From:	Merlin Moncure <mmoncure(at)gmail(dot)com>
To:	Tom Lane <tgl(at)sss(dot)pgh(dot)pa(dot)us>
Cc:	Heikki Linnakangas <heikki(dot)linnakangas(at)enterprisedb(dot)com>, Robert Haas <robertmhaas(at)gmail(dot)com>, Greg Stark <gsstark(at)mit(dot)edu>, PostgreSQL-development <pgsql-hackers(at)postgresql(dot)org>
Subject:	Re: Process local hint bit cache
Date:	2011-04-04 14:25:54
Message-ID:	BANLkTi=RjTvPcO_3P+YfB6v7wyZohpbVBw@mail.gmail.com
Views:	Raw Message \| Whole Thread \| Download mbox \| Resend email
Lists:	pgsql-hackers

On Sun, Apr 3, 2011 at 6:40 PM, Merlin Moncure <mmoncure(at)gmail(dot)com> wrote:
> On Sat, Apr 2, 2011 at 8:37 PM, Tom Lane <tgl(at)sss(dot)pgh(dot)pa(dot)us> wrote:
>> Merlin Moncure <mmoncure(at)gmail(dot)com> writes:
>>> On Thu, Mar 31, 2011 at 5:38 PM, Merlin Moncure <mmoncure(at)gmail(dot)com> wrote:
>>>> working on exanding the cache to # xid > 1.
>>
>>> patch attached. this is essentially my original idea except it's
>>> injected directly in to tqual.c as a kind of a expansion of the 'last
>>> seen' concept. Because the cache loops are inlined and very tight (4
>>> int compares), it's actually cheaper than jumping out of line into
>>> clog to test this_int = that_int;
>>
>> This seems like a mess. Why is the criterion for caching commit states
>> different from whether the hint bit can be set? And why are you
>
> The hint bits are always set. The page is flagged dirty if and only
> if you have to dip below the process local cache to get it. The
> rationale for this is simple: it caps your downside because unlike
> hint bit removal or BM_UNTIDY, you only have to dip into clog and pay
> the i/o once per page -- so that your downside is limited to pre-cache
> behavior (minus the overhead of maintaining the cache).
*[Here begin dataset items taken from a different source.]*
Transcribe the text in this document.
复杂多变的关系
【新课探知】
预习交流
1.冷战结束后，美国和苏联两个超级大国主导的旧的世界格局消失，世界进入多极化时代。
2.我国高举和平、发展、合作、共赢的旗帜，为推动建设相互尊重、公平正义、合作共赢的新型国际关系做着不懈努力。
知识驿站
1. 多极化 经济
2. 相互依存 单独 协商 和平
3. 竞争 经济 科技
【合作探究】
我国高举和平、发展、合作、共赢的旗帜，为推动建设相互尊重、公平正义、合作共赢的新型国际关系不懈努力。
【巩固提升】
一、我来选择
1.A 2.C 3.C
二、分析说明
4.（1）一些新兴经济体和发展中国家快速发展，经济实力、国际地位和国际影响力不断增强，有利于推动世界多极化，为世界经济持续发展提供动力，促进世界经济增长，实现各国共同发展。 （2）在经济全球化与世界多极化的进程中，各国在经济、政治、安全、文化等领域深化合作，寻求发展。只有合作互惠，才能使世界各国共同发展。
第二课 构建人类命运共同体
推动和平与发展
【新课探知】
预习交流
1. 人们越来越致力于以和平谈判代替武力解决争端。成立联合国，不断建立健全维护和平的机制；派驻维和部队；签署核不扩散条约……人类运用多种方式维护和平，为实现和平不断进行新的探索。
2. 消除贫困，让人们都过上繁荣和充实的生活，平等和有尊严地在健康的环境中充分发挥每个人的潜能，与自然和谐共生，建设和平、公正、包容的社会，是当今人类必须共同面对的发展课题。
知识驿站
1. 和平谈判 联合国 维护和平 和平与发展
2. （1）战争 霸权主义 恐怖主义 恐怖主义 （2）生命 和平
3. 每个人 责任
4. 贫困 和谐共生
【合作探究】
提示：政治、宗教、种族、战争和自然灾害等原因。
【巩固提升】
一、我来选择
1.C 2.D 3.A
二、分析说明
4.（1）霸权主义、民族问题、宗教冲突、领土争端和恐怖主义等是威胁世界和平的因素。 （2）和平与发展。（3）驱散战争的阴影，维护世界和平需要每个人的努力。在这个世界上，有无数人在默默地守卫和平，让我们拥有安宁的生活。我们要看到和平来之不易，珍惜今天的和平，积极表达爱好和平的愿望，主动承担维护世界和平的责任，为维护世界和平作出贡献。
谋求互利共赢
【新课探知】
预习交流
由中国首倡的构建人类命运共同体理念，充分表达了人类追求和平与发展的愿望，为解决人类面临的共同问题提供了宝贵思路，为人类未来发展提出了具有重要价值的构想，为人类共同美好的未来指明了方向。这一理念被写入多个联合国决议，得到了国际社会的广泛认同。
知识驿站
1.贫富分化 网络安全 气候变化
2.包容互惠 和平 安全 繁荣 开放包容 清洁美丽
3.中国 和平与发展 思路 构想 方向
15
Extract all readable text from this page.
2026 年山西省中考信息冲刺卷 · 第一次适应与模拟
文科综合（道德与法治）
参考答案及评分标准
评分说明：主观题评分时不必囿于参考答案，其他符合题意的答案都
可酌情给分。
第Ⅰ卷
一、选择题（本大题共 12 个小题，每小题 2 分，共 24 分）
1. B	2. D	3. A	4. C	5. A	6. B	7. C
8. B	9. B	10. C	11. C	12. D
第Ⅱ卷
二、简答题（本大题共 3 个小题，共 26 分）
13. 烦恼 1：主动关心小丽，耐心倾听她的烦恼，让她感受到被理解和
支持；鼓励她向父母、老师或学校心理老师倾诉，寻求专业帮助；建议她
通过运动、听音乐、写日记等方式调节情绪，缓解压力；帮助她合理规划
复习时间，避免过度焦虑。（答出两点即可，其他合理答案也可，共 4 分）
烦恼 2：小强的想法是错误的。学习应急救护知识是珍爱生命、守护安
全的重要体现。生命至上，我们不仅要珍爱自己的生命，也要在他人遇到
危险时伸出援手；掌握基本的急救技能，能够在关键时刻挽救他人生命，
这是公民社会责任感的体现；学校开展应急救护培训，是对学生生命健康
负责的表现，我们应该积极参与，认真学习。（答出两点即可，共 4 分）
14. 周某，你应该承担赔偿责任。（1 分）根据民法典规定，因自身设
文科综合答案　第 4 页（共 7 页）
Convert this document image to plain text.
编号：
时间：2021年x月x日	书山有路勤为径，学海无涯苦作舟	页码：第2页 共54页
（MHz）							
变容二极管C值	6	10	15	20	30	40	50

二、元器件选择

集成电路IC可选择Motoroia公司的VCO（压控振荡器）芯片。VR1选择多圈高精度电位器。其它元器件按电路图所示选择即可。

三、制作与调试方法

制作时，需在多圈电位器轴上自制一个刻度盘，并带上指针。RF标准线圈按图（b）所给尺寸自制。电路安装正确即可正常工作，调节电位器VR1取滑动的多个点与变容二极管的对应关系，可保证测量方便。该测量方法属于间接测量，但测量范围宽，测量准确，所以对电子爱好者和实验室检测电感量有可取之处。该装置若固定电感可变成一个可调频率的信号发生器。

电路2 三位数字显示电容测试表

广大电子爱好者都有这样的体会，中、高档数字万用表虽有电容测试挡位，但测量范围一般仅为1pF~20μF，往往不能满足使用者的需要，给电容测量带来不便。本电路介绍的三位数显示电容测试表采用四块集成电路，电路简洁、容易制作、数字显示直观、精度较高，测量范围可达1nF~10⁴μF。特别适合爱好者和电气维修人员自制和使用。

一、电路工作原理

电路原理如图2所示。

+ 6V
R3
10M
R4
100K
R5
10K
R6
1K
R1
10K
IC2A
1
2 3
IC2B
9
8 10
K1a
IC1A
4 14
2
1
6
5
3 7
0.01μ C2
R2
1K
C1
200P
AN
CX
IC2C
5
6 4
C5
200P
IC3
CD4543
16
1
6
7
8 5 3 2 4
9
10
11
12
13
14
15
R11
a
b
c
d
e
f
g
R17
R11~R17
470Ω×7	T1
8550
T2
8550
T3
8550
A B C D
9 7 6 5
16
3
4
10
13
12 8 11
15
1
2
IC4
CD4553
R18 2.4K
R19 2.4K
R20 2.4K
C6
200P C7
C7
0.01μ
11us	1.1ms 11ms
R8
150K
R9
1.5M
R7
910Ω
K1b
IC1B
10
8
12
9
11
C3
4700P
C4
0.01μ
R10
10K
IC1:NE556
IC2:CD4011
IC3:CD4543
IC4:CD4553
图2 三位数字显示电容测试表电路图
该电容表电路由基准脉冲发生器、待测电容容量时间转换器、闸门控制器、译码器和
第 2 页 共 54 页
I might have missed part of the thrust of your question. In the
patch, the commit status is only stored if the LSN for the xid is
known safe (instead of checking it just before setting the bit as
SetHintBits does). This is indeed different, and it was done so as to
avoid having to a. repeatedly check XLogNeedsFlush or b. cache the xid
LSN as transam.c does. Perhaps this is weak sauce, so I think the
first thing to do is have another go at doing it at the transam level.
Stay tuned...

merlin

From:	Merlin Moncure <mmoncure(at)gmail(dot)com>
To:	Tom Lane <tgl(at)sss(dot)pgh(dot)pa(dot)us>
Cc:	Heikki Linnakangas <heikki(dot)linnakangas(at)enterprisedb(dot)com>, Robert Haas <robertmhaas(at)gmail(dot)com>, Greg Stark <gsstark(at)mit(dot)edu>, PostgreSQL-development <pgsql-hackers(at)postgresql(dot)org>
Subject:	Re: Process local hint bit cache
Date:	2011-04-07 18:28:16
Message-ID:	BANLkTimt2=yoUE7NK3Zy=NM+n0dvq2iB7A@mail.gmail.com
Views:	Raw Message \| Whole Thread \| Download mbox \| Resend email
Lists:	pgsql-hackers

On Mon, Apr 4, 2011 at 9:25 AM, Merlin Moncure <mmoncure(at)gmail(dot)com> wrote:
> On Sun, Apr 3, 2011 at 6:40 PM, Merlin Moncure <mmoncure(at)gmail(dot)com> wrote:
>> On Sat, Apr 2, 2011 at 8:37 PM, Tom Lane <tgl(at)sss(dot)pgh(dot)pa(dot)us> wrote:
>>> Merlin Moncure <mmoncure(at)gmail(dot)com> writes:
>>>> On Thu, Mar 31, 2011 at 5:38 PM, Merlin Moncure <mmoncure(at)gmail(dot)com> wrote:
>>>>> working on exanding the cache to # xid > 1.
>>>
>>>> patch attached. this is essentially my original idea except it's
>>>> injected directly in to tqual.c as a kind of a expansion of the 'last
>>>> seen' concept. Because the cache loops are inlined and very tight (4
>>>> int compares), it's actually cheaper than jumping out of line into
>>>> clog to test this_int = that_int;
>>>
>>> This seems like a mess. Why is the criterion for caching commit states
>>> different from whether the hint bit can be set? And why are you
>>
>> The hint bits are always set. The page is flagged dirty if and only
>> if you have to dip below the process local cache to get it. The
>> rationale for this is simple: it caps your downside because unlike
>> hint bit removal or BM_UNTIDY, you only have to dip into clog and pay
>> the i/o once per page -- so that your downside is limited to pre-cache
>> behavior (minus the overhead of maintaining the cache).
>
> I might have missed part of the thrust of your question. In the
> patch, the commit status is only stored if the LSN for the xid is
> known safe (instead of checking it just before setting the bit as
> SetHintBits does). This is indeed different, and it was done so as to
> avoid having to a. repeatedly check XLogNeedsFlush or b. cache the xid
> LSN as transam.c does. Perhaps this is weak sauce, so I think the
> first thing to do is have another go at doing it at the transam level.
> Stay tuned...

Ok, after having done some more testing, I don't think this is gonna
work without at least some changes to tqual.c. It's exactly the stuff
that was bugging you, or some variant thereof, that needs to happen
with penalizing some cases. Letting transam.c handle 100% of the
cache management has the following issues:

*) No way to signal tqual.c to not dirty page if we got a cache hit --
the i/o mitigation strategy rests on being able to do this.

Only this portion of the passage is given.